Opinião – Parabéns pela eleição, prefeitos! Mas e depois? 

A maioria dos mais de 5.500 municípios do país parece estar rolando morro (…) no qual o aumento de recursos serve principalmente para gerar empregos públicos. Escreve Jonas Rabinovitch.

25/10/2024 06:09

“A Lei Fiscal determina que as prefeituras não gastem mais do que 54% da sua Receita”

Segundo turno das eleições de 2024 ocorre em 27 de outubro.| Foto: Fernando Frazão/Agência Brasil de Comunicação

Dos 5.569 municípios no Brasil, 5.518 deram um novo mandato para seus prefeitos. Mais 51 municípios elegerão prefeitos no dia 27 de outubro.  Qualquer cartilha para prefeitos diz: “Ao assumir o cargo, um prefeito deve priorizar uma avaliação abrangente do estado atual da cidade, incluindo problemas e necessidades mais urgentes, reunindo-se com as principais partes interessadas e revisando os dados existentes, para estabelecer uma visão clara e definir prioridades para sua administração”. Parece fácil, mas na prática, o Brasil acaba de quebrar três recordes históricos.

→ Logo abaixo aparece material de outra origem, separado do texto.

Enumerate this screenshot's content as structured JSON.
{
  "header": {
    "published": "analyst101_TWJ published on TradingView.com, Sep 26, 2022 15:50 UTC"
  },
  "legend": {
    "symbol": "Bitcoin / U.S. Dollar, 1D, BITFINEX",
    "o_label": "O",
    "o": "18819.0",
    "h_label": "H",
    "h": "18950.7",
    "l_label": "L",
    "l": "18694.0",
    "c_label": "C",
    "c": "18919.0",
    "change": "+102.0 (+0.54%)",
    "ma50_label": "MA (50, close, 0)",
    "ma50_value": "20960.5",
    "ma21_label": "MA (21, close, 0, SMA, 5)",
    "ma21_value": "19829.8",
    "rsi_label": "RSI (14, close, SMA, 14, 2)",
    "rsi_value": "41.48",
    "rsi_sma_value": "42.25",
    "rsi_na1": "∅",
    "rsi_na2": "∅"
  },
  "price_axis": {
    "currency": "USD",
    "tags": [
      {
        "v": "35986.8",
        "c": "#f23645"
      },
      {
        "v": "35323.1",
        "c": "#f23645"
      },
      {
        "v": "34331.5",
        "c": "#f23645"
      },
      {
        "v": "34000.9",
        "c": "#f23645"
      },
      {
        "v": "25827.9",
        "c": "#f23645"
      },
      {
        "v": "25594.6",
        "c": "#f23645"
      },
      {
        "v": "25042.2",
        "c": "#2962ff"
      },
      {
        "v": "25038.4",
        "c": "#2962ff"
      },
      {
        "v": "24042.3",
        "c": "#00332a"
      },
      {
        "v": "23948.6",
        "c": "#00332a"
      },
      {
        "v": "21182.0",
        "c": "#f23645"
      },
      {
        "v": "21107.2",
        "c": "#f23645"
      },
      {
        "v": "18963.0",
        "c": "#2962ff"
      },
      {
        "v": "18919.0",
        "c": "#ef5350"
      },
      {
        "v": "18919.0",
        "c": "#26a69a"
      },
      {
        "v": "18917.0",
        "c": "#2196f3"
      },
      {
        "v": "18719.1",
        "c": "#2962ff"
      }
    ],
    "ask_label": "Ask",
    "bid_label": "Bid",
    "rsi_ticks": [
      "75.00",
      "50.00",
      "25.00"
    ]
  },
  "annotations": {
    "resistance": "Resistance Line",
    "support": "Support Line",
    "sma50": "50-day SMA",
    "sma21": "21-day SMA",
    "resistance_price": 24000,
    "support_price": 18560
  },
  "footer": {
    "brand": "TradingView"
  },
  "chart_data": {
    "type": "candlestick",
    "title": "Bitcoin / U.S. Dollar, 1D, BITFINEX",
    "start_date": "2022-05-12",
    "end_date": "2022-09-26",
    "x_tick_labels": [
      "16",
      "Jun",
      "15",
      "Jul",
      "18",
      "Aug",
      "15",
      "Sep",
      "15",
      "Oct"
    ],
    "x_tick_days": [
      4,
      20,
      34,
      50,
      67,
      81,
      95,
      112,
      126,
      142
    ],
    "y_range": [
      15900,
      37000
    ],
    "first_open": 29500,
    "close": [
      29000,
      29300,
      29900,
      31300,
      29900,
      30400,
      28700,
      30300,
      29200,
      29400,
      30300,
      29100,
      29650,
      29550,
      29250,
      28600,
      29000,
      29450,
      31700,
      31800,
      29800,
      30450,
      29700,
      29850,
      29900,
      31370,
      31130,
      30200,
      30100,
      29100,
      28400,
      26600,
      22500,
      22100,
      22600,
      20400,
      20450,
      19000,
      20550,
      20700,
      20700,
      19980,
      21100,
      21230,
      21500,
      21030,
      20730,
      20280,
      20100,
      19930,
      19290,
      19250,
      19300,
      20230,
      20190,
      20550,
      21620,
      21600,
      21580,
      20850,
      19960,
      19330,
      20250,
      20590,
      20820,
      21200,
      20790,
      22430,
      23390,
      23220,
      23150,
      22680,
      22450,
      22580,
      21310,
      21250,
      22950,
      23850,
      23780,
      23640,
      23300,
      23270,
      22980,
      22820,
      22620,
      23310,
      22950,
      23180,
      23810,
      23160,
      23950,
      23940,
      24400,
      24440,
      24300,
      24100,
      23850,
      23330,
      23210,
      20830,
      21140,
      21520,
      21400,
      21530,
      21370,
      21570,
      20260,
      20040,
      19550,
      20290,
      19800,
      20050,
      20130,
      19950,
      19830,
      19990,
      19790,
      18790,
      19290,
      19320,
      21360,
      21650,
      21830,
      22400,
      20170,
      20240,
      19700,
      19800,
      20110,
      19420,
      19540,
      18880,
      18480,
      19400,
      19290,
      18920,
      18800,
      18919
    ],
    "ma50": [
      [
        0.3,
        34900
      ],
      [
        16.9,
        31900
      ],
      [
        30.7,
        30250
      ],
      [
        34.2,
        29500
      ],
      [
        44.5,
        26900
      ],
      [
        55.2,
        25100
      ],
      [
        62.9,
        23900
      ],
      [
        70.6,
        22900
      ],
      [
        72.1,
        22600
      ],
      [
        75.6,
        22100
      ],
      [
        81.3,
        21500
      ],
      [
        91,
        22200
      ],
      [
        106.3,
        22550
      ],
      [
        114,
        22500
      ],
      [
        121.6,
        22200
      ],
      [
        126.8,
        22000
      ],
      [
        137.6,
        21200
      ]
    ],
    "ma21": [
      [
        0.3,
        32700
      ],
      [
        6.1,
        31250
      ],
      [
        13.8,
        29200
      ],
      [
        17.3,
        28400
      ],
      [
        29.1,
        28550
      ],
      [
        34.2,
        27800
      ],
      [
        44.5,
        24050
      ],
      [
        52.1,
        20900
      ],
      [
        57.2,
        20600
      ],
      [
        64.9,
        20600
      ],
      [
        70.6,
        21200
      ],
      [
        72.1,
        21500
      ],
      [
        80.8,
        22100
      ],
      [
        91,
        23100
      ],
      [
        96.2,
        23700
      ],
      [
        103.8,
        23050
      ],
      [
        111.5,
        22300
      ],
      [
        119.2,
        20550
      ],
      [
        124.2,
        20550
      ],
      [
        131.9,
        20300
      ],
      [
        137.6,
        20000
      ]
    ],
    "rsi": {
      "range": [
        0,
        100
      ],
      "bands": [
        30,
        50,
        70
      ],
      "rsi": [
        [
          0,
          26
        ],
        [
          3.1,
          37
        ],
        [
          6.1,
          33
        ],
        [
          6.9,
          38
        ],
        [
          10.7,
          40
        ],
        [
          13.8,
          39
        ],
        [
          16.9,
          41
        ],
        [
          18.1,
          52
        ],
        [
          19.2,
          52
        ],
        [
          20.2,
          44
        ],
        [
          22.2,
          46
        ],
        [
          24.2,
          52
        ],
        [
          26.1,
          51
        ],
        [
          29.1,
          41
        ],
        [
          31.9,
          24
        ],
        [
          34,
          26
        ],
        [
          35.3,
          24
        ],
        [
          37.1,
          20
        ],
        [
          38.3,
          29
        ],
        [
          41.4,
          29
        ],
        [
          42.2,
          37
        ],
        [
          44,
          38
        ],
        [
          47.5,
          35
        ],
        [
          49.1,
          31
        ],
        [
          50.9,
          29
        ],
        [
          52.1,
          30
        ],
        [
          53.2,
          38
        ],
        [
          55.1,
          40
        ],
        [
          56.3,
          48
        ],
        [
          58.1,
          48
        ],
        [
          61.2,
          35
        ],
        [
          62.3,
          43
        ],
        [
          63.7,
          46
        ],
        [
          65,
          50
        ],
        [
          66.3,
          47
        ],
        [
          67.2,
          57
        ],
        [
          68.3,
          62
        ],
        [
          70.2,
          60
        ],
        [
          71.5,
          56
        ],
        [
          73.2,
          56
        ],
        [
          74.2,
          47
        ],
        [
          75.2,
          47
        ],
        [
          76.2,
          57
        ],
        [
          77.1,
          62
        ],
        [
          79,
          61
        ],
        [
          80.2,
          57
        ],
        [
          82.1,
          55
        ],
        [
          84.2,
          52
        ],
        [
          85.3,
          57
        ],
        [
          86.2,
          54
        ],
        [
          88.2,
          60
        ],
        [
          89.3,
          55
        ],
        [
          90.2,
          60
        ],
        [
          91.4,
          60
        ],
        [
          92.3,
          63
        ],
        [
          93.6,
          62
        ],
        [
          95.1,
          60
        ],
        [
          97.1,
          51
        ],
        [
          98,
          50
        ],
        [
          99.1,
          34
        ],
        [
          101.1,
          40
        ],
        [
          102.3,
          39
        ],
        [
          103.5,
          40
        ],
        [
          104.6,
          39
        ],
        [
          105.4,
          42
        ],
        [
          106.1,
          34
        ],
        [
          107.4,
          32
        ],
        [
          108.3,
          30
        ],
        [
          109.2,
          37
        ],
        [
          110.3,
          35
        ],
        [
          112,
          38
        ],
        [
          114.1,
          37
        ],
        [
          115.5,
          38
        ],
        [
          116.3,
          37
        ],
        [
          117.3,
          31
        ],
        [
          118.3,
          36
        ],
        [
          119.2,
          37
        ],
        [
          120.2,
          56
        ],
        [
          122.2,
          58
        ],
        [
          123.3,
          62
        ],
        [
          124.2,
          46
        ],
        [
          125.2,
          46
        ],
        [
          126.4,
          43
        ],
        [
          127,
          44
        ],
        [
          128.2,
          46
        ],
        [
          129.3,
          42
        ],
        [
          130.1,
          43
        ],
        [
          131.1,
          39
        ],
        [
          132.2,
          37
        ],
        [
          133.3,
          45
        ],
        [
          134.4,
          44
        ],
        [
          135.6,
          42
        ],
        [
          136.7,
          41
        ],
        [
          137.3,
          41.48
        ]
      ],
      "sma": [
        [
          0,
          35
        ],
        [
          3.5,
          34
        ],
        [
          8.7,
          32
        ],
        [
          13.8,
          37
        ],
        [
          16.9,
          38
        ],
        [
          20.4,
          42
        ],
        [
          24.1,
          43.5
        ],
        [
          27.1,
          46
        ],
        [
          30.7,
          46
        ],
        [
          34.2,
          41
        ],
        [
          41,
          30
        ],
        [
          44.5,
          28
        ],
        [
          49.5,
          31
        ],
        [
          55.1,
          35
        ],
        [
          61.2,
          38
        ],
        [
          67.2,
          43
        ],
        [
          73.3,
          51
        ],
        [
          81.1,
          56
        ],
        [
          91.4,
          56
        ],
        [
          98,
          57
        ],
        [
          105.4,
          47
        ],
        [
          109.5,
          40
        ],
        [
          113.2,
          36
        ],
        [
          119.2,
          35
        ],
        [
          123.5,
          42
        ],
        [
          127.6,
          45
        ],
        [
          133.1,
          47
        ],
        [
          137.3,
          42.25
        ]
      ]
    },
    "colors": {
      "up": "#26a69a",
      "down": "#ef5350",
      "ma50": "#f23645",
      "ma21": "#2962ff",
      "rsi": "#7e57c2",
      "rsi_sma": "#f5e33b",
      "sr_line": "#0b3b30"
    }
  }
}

O primeiro deles é o aumento recorde no número de municípios com déficit. Em 2022, apenas 7% dos municípios tinham déficit. Em 2023 esse número aumentou para 51% com as contas no vermelho, segundo dados da Secretaria do Tesouro Nacional. A Confederação Nacional de Municípios (CNM) explica: “Houve pequeno crescimento da arrecadação e a expansão generalizada do gasto público, em especial das despesas de custeio, que é a manutenção da máquina pública”. Ou seja: 44% dos municípios brasileiros, cerca de 2.450, passaram a ser deficitários de 2022 para 2023. Por quê?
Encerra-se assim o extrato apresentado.